Loi n° 1971-49 du 28 juillet 1971 complétant la répression du délit de contrebande et de certains au
28 juillet 1971 PDF · 1.6 MB
Résumé
La Loi n° 1971-49 du 28 juillet 1971 vise à compléter la répression du délit de contrebande et d’autres délits douaniers au Sénégal. Elle introduit des mesures strictes pour lutter contre les fraudes douanières, notamment en étendant les dispositions pénales applicables aux détournements de deniers publics aux infractions douanières. Le texte modifie les règles relatives à la détention préventive, aux circonstances atténuantes, au sursis et à la libération conditionnelle, avec des adaptations spécifiques au contentieux douanier.
Points clés
- La loi cible les délits de contrebande, d’importation ou d’exportation sans déclaration, et les délits assimilés.

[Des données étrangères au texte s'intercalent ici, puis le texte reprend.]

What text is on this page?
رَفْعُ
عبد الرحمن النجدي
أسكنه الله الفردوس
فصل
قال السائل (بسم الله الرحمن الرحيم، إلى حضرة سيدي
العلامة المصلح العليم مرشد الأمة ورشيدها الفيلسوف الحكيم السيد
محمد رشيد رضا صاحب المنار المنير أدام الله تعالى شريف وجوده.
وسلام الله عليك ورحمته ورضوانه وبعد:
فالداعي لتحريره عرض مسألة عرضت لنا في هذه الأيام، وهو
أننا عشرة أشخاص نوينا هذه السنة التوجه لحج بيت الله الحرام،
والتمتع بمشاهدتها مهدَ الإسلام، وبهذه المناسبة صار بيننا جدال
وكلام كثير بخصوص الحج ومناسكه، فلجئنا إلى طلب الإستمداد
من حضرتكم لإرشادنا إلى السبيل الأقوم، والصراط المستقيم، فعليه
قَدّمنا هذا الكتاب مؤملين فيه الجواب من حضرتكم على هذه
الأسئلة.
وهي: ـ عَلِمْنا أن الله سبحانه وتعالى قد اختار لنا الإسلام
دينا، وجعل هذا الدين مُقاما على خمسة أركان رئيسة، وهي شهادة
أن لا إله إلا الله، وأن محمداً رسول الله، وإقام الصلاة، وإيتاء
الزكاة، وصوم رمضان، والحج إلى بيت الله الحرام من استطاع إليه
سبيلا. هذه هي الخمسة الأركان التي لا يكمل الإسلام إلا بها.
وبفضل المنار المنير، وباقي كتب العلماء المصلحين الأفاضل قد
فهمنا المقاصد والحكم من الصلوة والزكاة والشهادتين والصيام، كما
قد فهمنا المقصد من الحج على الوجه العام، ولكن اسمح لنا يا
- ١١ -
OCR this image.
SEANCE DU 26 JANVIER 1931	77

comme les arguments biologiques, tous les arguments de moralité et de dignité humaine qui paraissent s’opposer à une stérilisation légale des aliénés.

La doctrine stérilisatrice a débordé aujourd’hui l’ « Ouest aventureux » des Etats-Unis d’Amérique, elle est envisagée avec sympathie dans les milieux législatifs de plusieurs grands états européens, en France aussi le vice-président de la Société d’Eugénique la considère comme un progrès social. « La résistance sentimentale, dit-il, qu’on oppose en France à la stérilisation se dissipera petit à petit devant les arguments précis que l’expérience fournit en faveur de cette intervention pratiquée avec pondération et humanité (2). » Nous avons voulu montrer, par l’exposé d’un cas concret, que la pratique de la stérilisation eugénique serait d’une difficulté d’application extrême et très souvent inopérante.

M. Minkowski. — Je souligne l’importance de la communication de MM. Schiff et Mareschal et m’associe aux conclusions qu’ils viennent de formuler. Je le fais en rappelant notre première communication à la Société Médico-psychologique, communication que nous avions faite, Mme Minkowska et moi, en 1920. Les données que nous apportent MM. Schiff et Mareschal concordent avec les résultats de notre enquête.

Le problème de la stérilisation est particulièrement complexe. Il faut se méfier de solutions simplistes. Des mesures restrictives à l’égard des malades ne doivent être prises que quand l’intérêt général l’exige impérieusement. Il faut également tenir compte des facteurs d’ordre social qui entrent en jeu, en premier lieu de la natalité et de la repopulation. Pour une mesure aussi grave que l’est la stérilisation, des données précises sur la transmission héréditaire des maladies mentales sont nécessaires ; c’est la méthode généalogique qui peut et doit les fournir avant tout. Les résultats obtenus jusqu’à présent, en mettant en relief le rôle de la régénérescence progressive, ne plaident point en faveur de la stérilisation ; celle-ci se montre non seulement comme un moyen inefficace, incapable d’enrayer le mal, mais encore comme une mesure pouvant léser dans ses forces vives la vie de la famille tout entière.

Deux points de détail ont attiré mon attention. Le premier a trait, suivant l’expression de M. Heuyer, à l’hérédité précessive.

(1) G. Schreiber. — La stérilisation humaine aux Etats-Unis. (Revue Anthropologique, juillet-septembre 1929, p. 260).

- Le mandat d’arrêt est obligatoire pour les inculpés en fuite, et le mandat de dépôt est décerné sous conditions (procès-verbal régulier, non-paiement total des droits ou taxes, ou valeur de l’objet de fraude supérieure à 500 000 francs).
- La mise en liberté provisoire est subordonnée au paiement des droits ou taxes dus et au versement d’un cautionnement égal aux condamnations pécuniaires encourues, sauf exceptions (transaction définitive ou état de santé du détenu).
- Les circonstances atténuantes, le sursis et la libération conditionnelle sont conditionnés au paiement total des droits ou taxes avant jugement.
- La loi s’applique jusqu’à l’intervention d’une décision définitive, sans dépasser la durée maximale de la peine d’emprisonnement encourue.
Détails et éléments notables
- Références juridiques :
- Articles du Code des douanes visés : 8, 13, 19, 21, 22, 42 bis, 48, 49, 50, 55, 62, 62 bis, 63, 63 bis, 67, 98, 105 bis, 113, 124 ter, 156 bis, 180.
- Article 141 du Code des douanes (procès-verbal régulier rédigé par deux préposés assermentés).
- Article 154 du Code des douanes (circonstances atténuantes et sursis applicables aux peines d’emprisonnement).
- Seuils et montants :
- Valeur de l’objet de fraude supérieure à 500 000 francs pour l’application obligatoire du mandat de dépôt.
- Cautionnement égal au montant des condamnations pécuniaires encourues.
- Acteurs et institutions :
- Assemblée nationale du Sénégal (adoption le 22 juillet 1971).
- Garde des Sceaux, Ministre de la Justice (chargé de présenter le projet de loi).
- Ministre de l’Information, chargé des Relations avec les Assemblées.
- Président de la République (Léopold Sédar Senghor) et Premier Ministre (Abdou Diouf).
- Rapporteur : Me Assane Dia (Inter-Commission composée de la Commission de la Législation, de la Justice, de l’Administration Générale et du Règlement Intérieur et de la Commission des Affaires Économiques et du Plan).
- Processus législatif :
- Projet de loi présenté par décret n° 71-533/PM.SGG.SL du 12 mai 1971.
- Avis favorable de l’Inter-Commission le 21 juillet 1971.
- Adoption par l’Assemblée nationale le 22 juillet 1971.